How much does this matter to wine drinkers who don’t know their ABVs from their ABCs? Considering the fact that higher alcohol wine gets you drunk faster, it should matter to anyone interested in getting home safely. Without the boring math, the difference between having two glasses of 12.5 percent wine and two glasses of 15.8 percent wine within an hour is 25 percent more alcohol—and the potential to go from within the legal limit to beyond it. Richmond-based wine importer Bartholomew Broadbent believes that consumers should be informed of a wine’s ABV before ordering it and hopes to see a law passed for American restaurants like the one passed in the UK.
“I check the ABV on a wine before the sommelier opens it and I turn it away, more often than not, if it is 15 percent or higher,” he says. “It would save time for them and aggravation for me if I knew the level before ordering it.” For him, it has nothing to do with balance. “A 7 percent wine can be just as balanced as a 16 percent one, but if I can safely have one extra glass of wine a night by buying a 12.5 percent wine versus a 14.5 percent wine, I will always prefer an evening spent with a lower alcohol wine.”
Should it be the restaurant’s duty to provide full disclosure, or simply be a case of buyer beware?
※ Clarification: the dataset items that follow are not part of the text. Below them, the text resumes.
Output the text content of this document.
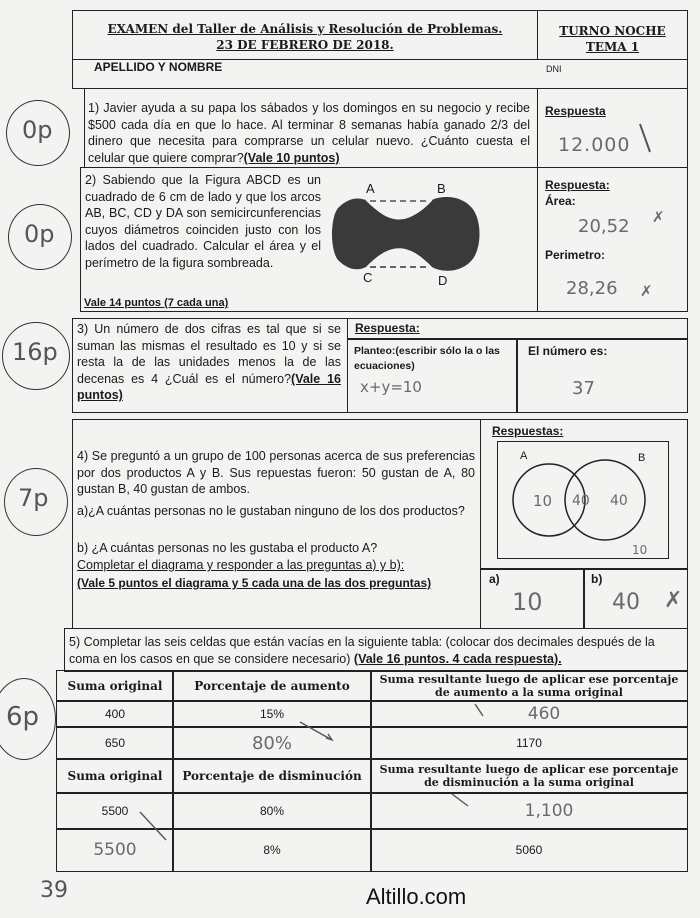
EXAMEN del Taller de Análisis y Resolución de Problemas.
23 DE FEBRERO DE 2018.
TURNO NOCHE
TEMA 1
APELLIDO Y NOMBRE	DNI
1) Javier ayuda a su papa los sábados y los domingos en su negocio y recibe $500 cada día en que lo hace. Al terminar 8 semanas había ganado 2/3 del dinero que necesita para comprarse un celular nuevo. ¿Cuánto cuesta el celular que quiere comprar?(Vale 10 puntos)
Respuesta
12.000
2) Sabiendo que la Figura ABCD es un cuadrado de 6 cm de lado y que los arcos AB, BC, CD y DA son semicircunferencias cuyos diámetros coinciden justo con los lados del cuadrado. Calcular el área y el perímetro de la figura sombreada.
Vale 14 puntos (7 cada una)
A	B
C	D
Respuesta:
Área:
20,52
Perimetro:
28,26
✗
✗
3) Un número de dos cifras es tal que si se suman las mismas el resultado es 10 y si se resta la de las unidades menos la de las decenas es 4 ¿Cuál es el número?(Vale 16 puntos)
Respuesta:
Planteo:(escribir sólo la o las ecuaciones)
El número es:
x+y=10	37
4) Se preguntó a un grupo de 100 personas acerca de sus preferencias por dos productos A y B. Sus repuestas fueron: 50 gustan de A, 80 gustan B, 40 gustan de ambos.
a)¿A cuántas personas no le gustaban ninguno de los dos productos?
b) ¿A cuántas personas no les gustaba el producto A?
Completar el diagrama y responder a las preguntas a) y b):
(Vale 5 puntos el diagrama y 5 cada una de las dos preguntas)
Respuestas:
A	B
10 40 40
10
a)	b)
10	40 ✗
5) Completar las seis celdas que están vacías en la siguiente tabla: (colocar dos decimales después de la coma en los casos en que se considere necesario) (Vale 16 puntos. 4 cada respuesta).
Suma original	Porcentaje de aumento	Suma resultante luego de aplicar ese porcentaje de aumento a la suma original
400	15%	460
650	80%	1170
Suma original	Porcentaje de disminución	Suma resultante luego de aplicar ese porcentaje de disminución a la suma original
5500	80%	1,100
5500	8%	5060
0p
0p
16p
7p
6p
39	Altillo.com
Keswick Hall’s sommelier, Richard Hewitt, expects that people who order wine are aware of how it may influence them. “It seems a bit rude to publish ABVs—that would imply that people are not responsible or educated enough to know that alcohol levels vary.” At Keswick, ABVs are discussed in terms of food pairings, though, since a 15 percent Chardonnay isn’t going to match the chef’s hamachi crudo any better than a shot of Jameson would.
And how about those sommeliers and retailers who won’t let beefy wines past their velvet ropes? Rajat Parr, wine director for a San Francisco restaurant group, stirred up controversy when he banned any Pinot Noir or Chardonnay above 14 percent alcohol from his own restaurant. To Parr, it’s all about the balance in these Burgundian grapes, but his decision got him an online slap on the wrist from Parker, who suggested that “arbitrary cutoffs make no sense, and are nothing more than a form of wine fascism.” An interesting criticism from a man who’s made his living and ruined others’ by way of the arbitrary. Fortunately, some retailers, like Tastings of Charlottesville owner Bill Curtis, stay above it all. “I’ve spent my life goading people into exercising their own judgement when I sell wine and the ABV is clearly printed on every label.” And, for those of us who find the number inconsequential and just don’t care? Well, we can just ignore it and enjoy the buzz.